O Grupo Etnolinguístico Kongo

A região sócio-cultural Kongo em Angola é composta pelas províncias político-administrativas de Kabinda, Zaire, Wíge e uma parte do norte da província do Bengo.

O grupo etnolinguístico Kongo tem 7 milhões de falantes e como língua o kikongo também é falado fora das nossas fronteiras. O kikongo é falado no extremo sudoeste da República do Congo-Brazzaville, no sudoeste da República democrática do Congo e no Gabão, mas o nosso estudo baseia-se só nos Bakongo de Angola, que têm como línguas vizinhas o Kimbundu a sul e sudeste e o cokwe a leste:
«O país Kongo corresponde grosso modo ao território do antigo reino do Kongo e constitui uma região de planícies e colinas, onde a agricultura, adaptada à alternância de uma estação de chuva (Setembro-Abril) e uma estação seca (Maio-Agosto), é dominada pela cultura de mandioca e de jinguba» (Ndonga Mfuwa, 2002:149).
Essencialmente agricultores, os Bakongo são muito dinâmicos e conservadores, trabalham arduamente a procura do alto sustento. Respeitando a sua tradição, fazem tudo para mantê-la viva, apesar da globalização que aos poucos nos vai afectando:
«A sua capital de Mbanza Kongo, é ainda hoje o alto lugar simbólico de todos os bacongo. A língua que era utilizada (kisikongo) foi uma das primeiras línguas africanas ao sul do Sahara a conhecer não só a escrita, como também a gramatização graças à transferência tecnológica do alfabeto latino no sec XVI». (Ndonga Mfuwa, 2002:151).

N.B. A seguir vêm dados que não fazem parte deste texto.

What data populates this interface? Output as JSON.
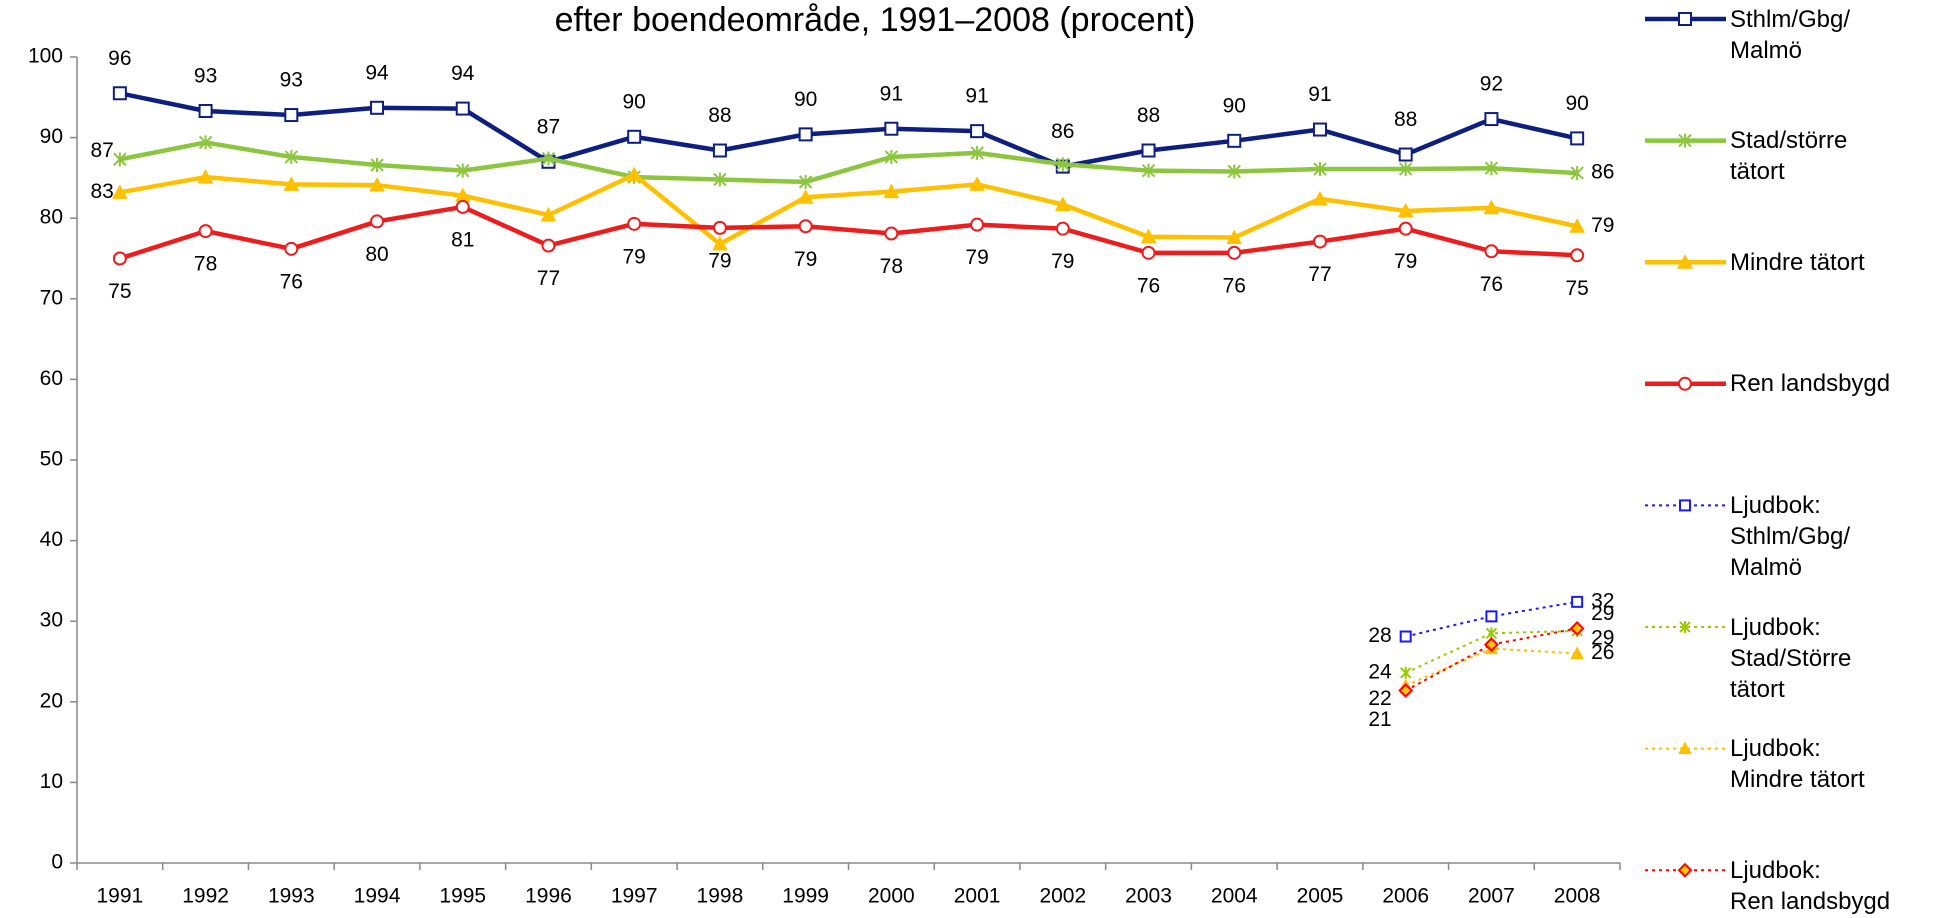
{
  "chart_data": {
    "type": "line",
    "title": "efter boendeområde, 1991–2008 (procent)",
    "categories": [
      "1991",
      "1992",
      "1993",
      "1994",
      "1995",
      "1996",
      "1997",
      "1998",
      "1999",
      "2000",
      "2001",
      "2002",
      "2003",
      "2004",
      "2005",
      "2006",
      "2007",
      "2008"
    ],
    "ylim": [
      0,
      100
    ],
    "yticks": [
      0,
      10,
      20,
      30,
      40,
      50,
      60,
      70,
      80,
      90,
      100
    ],
    "grid": false,
    "legend": "right",
    "series": [
      {
        "name": "Sthlm/Gbg/\nMalmö",
        "color": "#0d1f80",
        "marker": "square",
        "linestyle": "solid",
        "values": [
          95.5,
          93.3,
          92.8,
          93.7,
          93.6,
          87.0,
          90.1,
          88.4,
          90.4,
          91.1,
          90.8,
          86.4,
          88.4,
          89.6,
          91.0,
          87.9,
          92.3,
          89.9
        ],
        "value_labels": [
          "96",
          "93",
          "93",
          "94",
          "94",
          "87",
          "90",
          "88",
          "90",
          "91",
          "91",
          "86",
          "88",
          "90",
          "91",
          "88",
          "92",
          "90"
        ]
      },
      {
        "name": "Stad/större\ntätort",
        "color": "#8cc63e",
        "marker": "asterisk",
        "linestyle": "solid",
        "values": [
          87.3,
          89.4,
          87.6,
          86.6,
          85.9,
          87.4,
          85.1,
          84.8,
          84.5,
          87.6,
          88.1,
          86.7,
          85.9,
          85.8,
          86.1,
          86.1,
          86.2,
          85.6
        ],
        "value_labels": [
          "87",
          null,
          null,
          null,
          null,
          null,
          null,
          null,
          null,
          null,
          null,
          null,
          null,
          null,
          null,
          null,
          null,
          "86"
        ]
      },
      {
        "name": "Mindre tätort",
        "color": "#ffc000",
        "marker": "triangle",
        "linestyle": "solid",
        "values": [
          83.2,
          85.1,
          84.2,
          84.1,
          82.8,
          80.4,
          85.4,
          76.8,
          82.6,
          83.3,
          84.2,
          81.7,
          77.7,
          77.6,
          82.4,
          80.9,
          81.3,
          79.0
        ],
        "value_labels": [
          "83",
          null,
          null,
          null,
          null,
          null,
          null,
          null,
          null,
          null,
          null,
          null,
          null,
          null,
          null,
          null,
          null,
          "79"
        ]
      },
      {
        "name": "Ren landsbygd",
        "color": "#ee1c1c",
        "marker": "circle",
        "linestyle": "solid",
        "values": [
          75.0,
          78.4,
          76.2,
          79.6,
          81.4,
          76.6,
          79.3,
          78.8,
          79.0,
          78.1,
          79.2,
          78.7,
          75.7,
          75.7,
          77.1,
          78.7,
          75.9,
          75.4
        ],
        "value_labels": [
          "75",
          "78",
          "76",
          "80",
          "81",
          "77",
          "79",
          "79",
          "79",
          "78",
          "79",
          "79",
          "76",
          "76",
          "77",
          "79",
          "76",
          "75"
        ]
      },
      {
        "name": "Ljudbok:\nSthlm/Gbg/\nMalmö",
        "color": "#1a1aff",
        "marker": "square",
        "linestyle": "dotted",
        "values": [
          null,
          null,
          null,
          null,
          null,
          null,
          null,
          null,
          null,
          null,
          null,
          null,
          null,
          null,
          null,
          28.1,
          30.6,
          32.4
        ],
        "value_labels": [
          null,
          null,
          null,
          null,
          null,
          null,
          null,
          null,
          null,
          null,
          null,
          null,
          null,
          null,
          null,
          "28",
          null,
          "32"
        ]
      },
      {
        "name": "Ljudbok:\nStad/Större\ntätort",
        "color": "#99cc00",
        "marker": "asterisk",
        "linestyle": "dotted",
        "values": [
          null,
          null,
          null,
          null,
          null,
          null,
          null,
          null,
          null,
          null,
          null,
          null,
          null,
          null,
          null,
          23.6,
          28.5,
          28.8
        ],
        "value_labels": [
          null,
          null,
          null,
          null,
          null,
          null,
          null,
          null,
          null,
          null,
          null,
          null,
          null,
          null,
          null,
          "24",
          null,
          "29"
        ]
      },
      {
        "name": "Ljudbok:\nMindre tätort",
        "color": "#ffc000",
        "marker": "triangle",
        "linestyle": "dotted",
        "values": [
          null,
          null,
          null,
          null,
          null,
          null,
          null,
          null,
          null,
          null,
          null,
          null,
          null,
          null,
          null,
          22.0,
          26.6,
          26.0
        ],
        "value_labels": [
          null,
          null,
          null,
          null,
          null,
          null,
          null,
          null,
          null,
          null,
          null,
          null,
          null,
          null,
          null,
          "22",
          null,
          "26"
        ]
      },
      {
        "name": "Ljudbok:\nRen landsbygd",
        "color": "#ff0000",
        "marker": "diamond",
        "linestyle": "dotted",
        "values": [
          null,
          null,
          null,
          null,
          null,
          null,
          null,
          null,
          null,
          null,
          null,
          null,
          null,
          null,
          null,
          21.4,
          27.1,
          29.1
        ],
        "value_labels": [
          null,
          null,
          null,
          null,
          null,
          null,
          null,
          null,
          null,
          null,
          null,
          null,
          null,
          null,
          null,
          "21",
          null,
          "29"
        ]
      }
    ]
  }
}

O Kikongo como língua subdivide-se em mais de 18 variantes ou formas diferentes de pronúncia quanto ao sotaque. Dentre elas destacamos:
Kinsoso (dos Bansoso, província do Wíge).
Kipombo (dos Bapombo, província do Wíge).
Kisikongo (dos Basikongo, província do Wíge).
Kisolongo (dos Basolongo, província do Zaíre).
Kisundi (dos Basundi, província do Wíge).
Kivili (dos Bavili, província de Kabinda).
Kiwoyo (dos Bawoyo, província de Kabinda).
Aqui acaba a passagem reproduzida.